(See UPDATE below)

In a briefing today with interested parties, the Senate Banking Committee’s chairman and ranking member confirmed that Senate Majority Leader Harry Reid, D-Nev., and Minority Leader Mitch McConnell, R-Ky., have agreed to a deal that will allow flood insurance reform legislation to proceed this week as an attachment to the transportation conference report. (The flood insurance section starts on page 521.)

The five-year reauthorization tracks closely to the Senate’s version of legislation to reform the National Flood Insurance Program. It would phase-out subsidized premiums for second homes, commercial properties and properties subject to severe repetitive loss over a roughly four-year period, with rates for those properties rising 25% per year until they reach actuarially indicated levels.

The bill also strengthens the Federal Emergency Management Agency’s mitigation programs, requires the NFIP to complete its project to update flood insurance rate maps, directs the flood program to build a catastrophe reserve for large flood events and requests that FEMA explore the option of using private reinsurance or catastrophe bonds to shore up the program’s finances. The NFIP remains nearly $18 billion in debt to the U.S. Treasury, most of it accrued during the record 2005 hurricane season.

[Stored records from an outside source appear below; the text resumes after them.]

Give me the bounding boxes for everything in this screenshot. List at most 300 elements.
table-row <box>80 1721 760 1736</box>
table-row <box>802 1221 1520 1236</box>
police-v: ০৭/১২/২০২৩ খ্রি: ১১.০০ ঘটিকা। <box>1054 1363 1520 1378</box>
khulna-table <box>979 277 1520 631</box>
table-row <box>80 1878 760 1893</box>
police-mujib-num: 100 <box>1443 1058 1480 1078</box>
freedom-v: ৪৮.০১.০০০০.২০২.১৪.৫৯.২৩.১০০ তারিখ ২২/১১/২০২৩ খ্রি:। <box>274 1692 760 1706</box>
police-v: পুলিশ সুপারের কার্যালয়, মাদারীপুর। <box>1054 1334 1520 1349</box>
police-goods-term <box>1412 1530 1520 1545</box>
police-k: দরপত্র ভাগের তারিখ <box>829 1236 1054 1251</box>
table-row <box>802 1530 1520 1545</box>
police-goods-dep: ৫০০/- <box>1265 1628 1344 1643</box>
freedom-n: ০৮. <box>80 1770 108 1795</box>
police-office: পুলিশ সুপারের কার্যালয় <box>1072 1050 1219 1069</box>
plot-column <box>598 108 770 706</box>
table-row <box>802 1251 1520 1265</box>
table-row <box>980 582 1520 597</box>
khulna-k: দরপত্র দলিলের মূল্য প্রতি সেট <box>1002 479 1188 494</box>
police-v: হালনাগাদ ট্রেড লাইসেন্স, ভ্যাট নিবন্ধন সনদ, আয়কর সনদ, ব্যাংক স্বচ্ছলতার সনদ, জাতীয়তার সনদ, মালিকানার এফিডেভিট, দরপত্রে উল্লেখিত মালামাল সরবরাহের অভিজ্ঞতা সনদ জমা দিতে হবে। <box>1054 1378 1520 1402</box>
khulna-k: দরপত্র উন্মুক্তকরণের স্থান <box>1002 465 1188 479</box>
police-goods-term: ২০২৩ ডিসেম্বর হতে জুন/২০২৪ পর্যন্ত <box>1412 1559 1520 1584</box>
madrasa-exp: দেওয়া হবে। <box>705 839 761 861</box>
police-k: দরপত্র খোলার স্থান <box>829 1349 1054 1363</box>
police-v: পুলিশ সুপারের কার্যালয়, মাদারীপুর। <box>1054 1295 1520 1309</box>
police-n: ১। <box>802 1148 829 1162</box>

With the conference report set to be voted on by both houses in the immediate future, this marks a victory eight years in the making for taxpayer, environmental and free-market groups that long have advocated significant reforms to the flood program. While the final bill doesn’t go as far as we would like in moving more of the risk to the private sector, it represents a significant step forward in reducing wasteful and environmentally destructive subsidies for development in flood-prone areas.

UPDATE: It now appears that Section 107 of the bill, which dealt with the residual risk of properties behind levees and other flood control structures, has been excised entirely. This would preserve the status quo that the NFIP assumes that levees will never fail. R Street and Taxpayers for Common Sense had urged the Senate to preserve the residual risk language in the existing bill.